Table 5: “Eq. 9” Do you mean Eq.8? I see no eq. 9.
Line 382: In general, water isotopes seem to show minor seasonal fluctuation, compared to what you would expect in the precipitation (though precipitation isotopes for the present study seems not to be shown). It guess this would suggest the rivers are mainly fed by groundwater? Does this fit with your understanding of the system? Does it fit with the fluctuations in TFA? Do you have stable isotope data for precipitation that could be included?
Section 4.2: Although highly interesting, this section seems very speculative and I think it should be minimized and uncertainties put more forward.
Line 421-427: Taking an average of two very different years (in terms of hydrology and TFA balance) doesn´t make sense to me even if the average precipitation volume of the area lies between the two.
Line 444: 100% molar yield is highly unlikely (pesticides are rarely degraded 100% to one compound, and a significant fraction of TFA and possibly the pesticides themselves will be removed with the crops).
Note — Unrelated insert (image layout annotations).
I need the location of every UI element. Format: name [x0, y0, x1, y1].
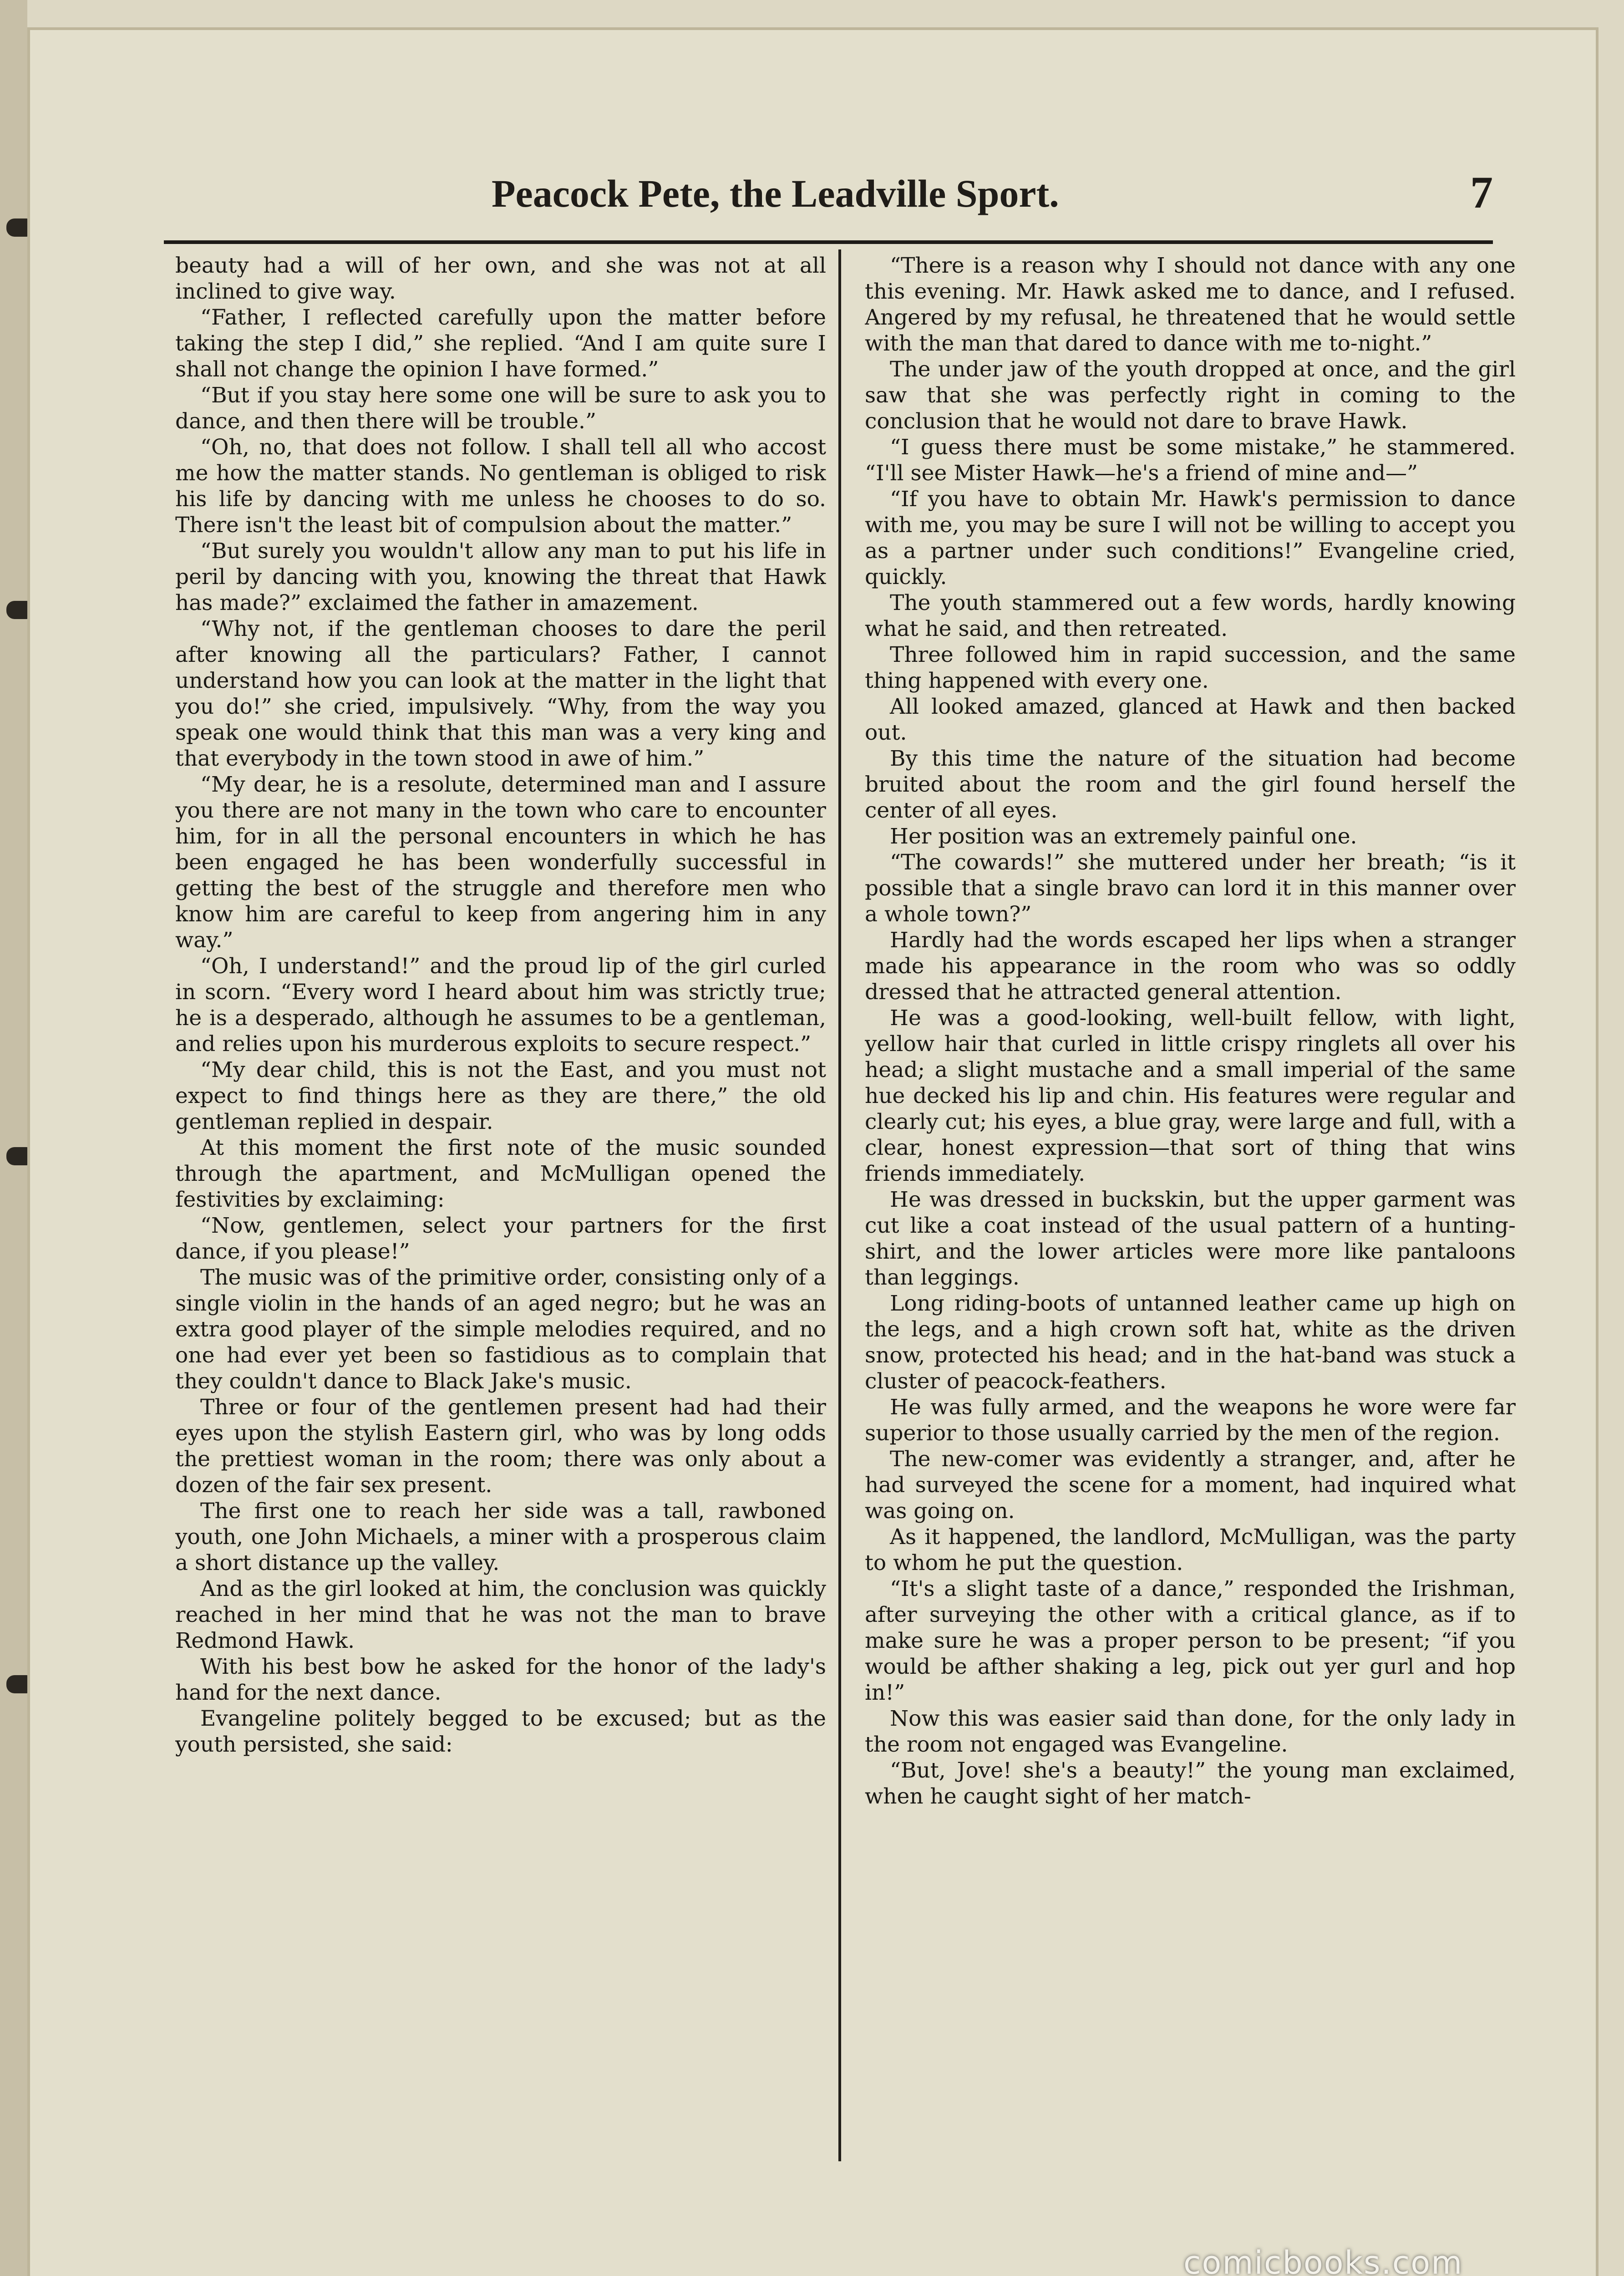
paragraph: “There is a reason why I should not dance with any one this evening. Mr. Hawk asked me to dance, and I refused. Angered by my refusal, he threatened that he would settle with the man that dared to dance with me to-night.”: [865, 253, 1516, 356]
paragraph: Hardly had the words escaped her lips when a stranger made his appearance in the room who was so oddly dressed that he attracted general attention.: [865, 928, 1516, 1005]
paragraph: All looked amazed, glanced at Hawk and then backed out.: [865, 694, 1516, 745]
paragraph: “Oh, no, that does not follow. I shall tell all who accost me how the matter stands. No gentleman is obliged to risk his life by dancing with me unless he chooses to do so. There isn't the least bit of compulsion about the matter.”: [175, 435, 826, 538]
paragraph: And as the girl looked at him, the conclusion was quickly reached in her mind that he was not the man to brave Redmond Hawk.: [175, 1576, 826, 1653]
column-divider: [838, 249, 841, 2161]
page-number: 7: [1470, 167, 1493, 218]
paragraph: By this time the nature of the situation had become bruited about the room and the girl found herself the center of all eyes.: [865, 746, 1516, 823]
paragraph: The music was of the primitive order, consisting only of a single violin in the hands of an aged negro; but he was an extra good player of the simple melodies required, and no one had ever yet been so fastidious as to complain that they couldn't dance to Black Jake's music.: [175, 1265, 826, 1394]
paragraph: Evangeline politely begged to be excused; but as the youth persisted, she said:: [175, 1706, 826, 1757]
left-column: [175, 253, 826, 2155]
paragraph: As it happened, the landlord, McMulligan, was the party to whom he put the question.: [865, 1524, 1516, 1575]
paragraph: Three or four of the gentlemen present had had their eyes upon the stylish Eastern girl, who was by long odds the prettiest woman in the room; there was only about a dozen of the fair sex present.: [175, 1395, 826, 1498]
paragraph: “But if you stay here some one will be sure to ask you to dance, and then there will be trouble.”: [175, 383, 826, 434]
paragraph: “But surely you wouldn't allow any man to put his life in peril by dancing with you, knowing the threat that Hawk has made?” exclaimed the father in amazement.: [175, 539, 826, 615]
paragraph: “Now, gentlemen, select your partners for the first dance, if you please!”: [175, 1213, 826, 1264]
paragraph: “My dear child, this is not the East, and you must not expect to find things here as they are there,” the old gentleman replied in despair.: [175, 1057, 826, 1134]
paragraph: “I guess there must be some mistake,” he stammered. “I'll see Mister Hawk—he's a friend of mine and—”: [865, 435, 1516, 486]
header-rule: [164, 240, 1493, 244]
running-header: [164, 118, 1493, 223]
paragraph: “Oh, I understand!” and the proud lip of the girl curled in scorn. “Every word I heard about him was strictly true; he is a desperado, although he assumes to be a gentleman, and relies upon his murderous exploits to secure respect.”: [175, 954, 826, 1057]
paragraph: “My dear, he is a resolute, determined man and I assure you there are not many in the town who care to encounter him, for in all the personal encounters in which he has been engaged he has been wonderfully successful in getting the best of the struggle and therefore men who know him are careful to keep from angering him in any way.”: [175, 772, 826, 953]
paragraph: “If you have to obtain Mr. Hawk's permission to dance with me, you may be sure I will not be willing to accept you as a partner under such conditions!” Evangeline cried, quickly.: [865, 487, 1516, 589]
paragraph: “Father, I reflected carefully upon the matter before taking the step I did,” she replied. “And I am quite sure I shall not change the opinion I have formed.”: [175, 305, 826, 382]
paragraph: Her position was an extremely painful one.: [890, 824, 1357, 849]
paragraph: He was dressed in buckskin, but the upper garment was cut like a coat instead of the usual pattern of a hunting-shirt, and the lower articles were more like pantaloons than leggings.: [865, 1187, 1516, 1290]
watermark: comicbooks.com: [1183, 2244, 1463, 2276]
paragraph: Long riding-boots of untanned leather came up high on the legs, and a high crown soft hat, white as the driven snow, protected his head; and in the hat-band was stuck a cluster of peacock-feathers.: [865, 1291, 1516, 1394]
paragraph: The first one to reach her side was a tall, rawboned youth, one John Michaels, a miner with a prosperous claim a short distance up the valley.: [175, 1499, 826, 1575]
paragraph: “The cowards!” she muttered under her breath; “is it possible that a single bravo can lord it in this manner over a whole town?”: [865, 850, 1516, 927]
header-title: Peacock Pete, the Leadville Sport.: [492, 172, 1059, 215]
right-column: [865, 253, 1516, 2155]
paragraph: “But, Jove! she's a beauty!” the young man exclaimed, when he caught sight of her match-: [865, 1758, 1516, 1809]
paragraph: “Why not, if the gentleman chooses to dare the peril after knowing all the particulars? Father, I cannot understand how you can look at the matter in the light that you do!” she cried, impulsively. “Why, from the way you speak one would think that this man was a very king and that everybody in the town stood in awe of him.”: [175, 616, 826, 771]
paragraph: The youth stammered out a few words, hardly knowing what he said, and then retreated.: [865, 590, 1516, 641]
paragraph: He was fully armed, and the weapons he wore were far superior to those usually carried by the men of the region.: [865, 1395, 1516, 1446]
paragraph: The under jaw of the youth dropped at once, and the girl saw that she was perfectly right in coming to the conclusion that he would not dare to brave Hawk.: [865, 357, 1516, 434]
paragraph: beauty had a will of her own, and she was not at all inclined to give way.: [175, 253, 826, 304]
paragraph: “It's a slight taste of a dance,” responded the Irishman, after surveying the other with a critical glance, as if to make sure he was a proper person to be present; “if you would be afther shaking a leg, pick out yer gurl and hop in!”: [865, 1576, 1516, 1705]
paragraph: At this moment the first note of the music sounded through the apartment, and McMulligan opened the festivities by exclaiming:: [175, 1135, 826, 1212]
paragraph: Now this was easier said than done, for the only lady in the room not engaged was Evangeline.: [865, 1706, 1516, 1757]
paragraph: The new-comer was evidently a stranger, and, after he had surveyed the scene for a moment, had inquired what was going on.: [865, 1447, 1516, 1524]
binding-edge: [0, 0, 27, 2276]
paragraph: With his best bow he asked for the honor of the lady's hand for the next dance.: [175, 1654, 826, 1705]
paragraph: He was a good-looking, well-built fellow, with light, yellow hair that curled in little crispy ringlets all over his head; a slight mustache and a small imperial of the same hue decked his lip and chin. His features were regular and clearly cut; his eyes, a blue gray, were large and full, with a clear, honest expression—that sort of thing that wins friends immediately.: [865, 1006, 1516, 1186]
paragraph: Three followed him in rapid succession, and the same thing happened with every one.: [865, 642, 1516, 693]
It is important to mention that this is highly unlikely, and also important to mention that so far, TFA from PPP is mainly hypothetical/potential (Joerss et al use the term "estimations of TFA formation potentials "). For the few compounds, where TFA was demonstrated in the EFSA conclusions and elsewhere, (much) smaller fractions than 100% was found.
Line 445: I doubt that manure will add much TFA compared to pesticides, but I guess you could calculate from published values for TFA in manure, mentioned in the Introduction?
Line 454: “Eq. 9” Do you mean Eq.8? I see is no eq. 9.
Line 458-465: What about the year-to-year variation that may be quite large, as you show in table 4 and which has also been shown by others (much higher than the 5% you mention as an average yearly increase). Maybe this should be discussed here as well?
Line 475: "reported for the degradation of precursor PPP". I would suggest to change into "reported for the potential degradation of precursor PPP"
Line 478: "mean residence times of 2-5 years". Why not shorter than 2 years? Is it not applicable for one year (11-16 months, line 460) as in the present manuscript?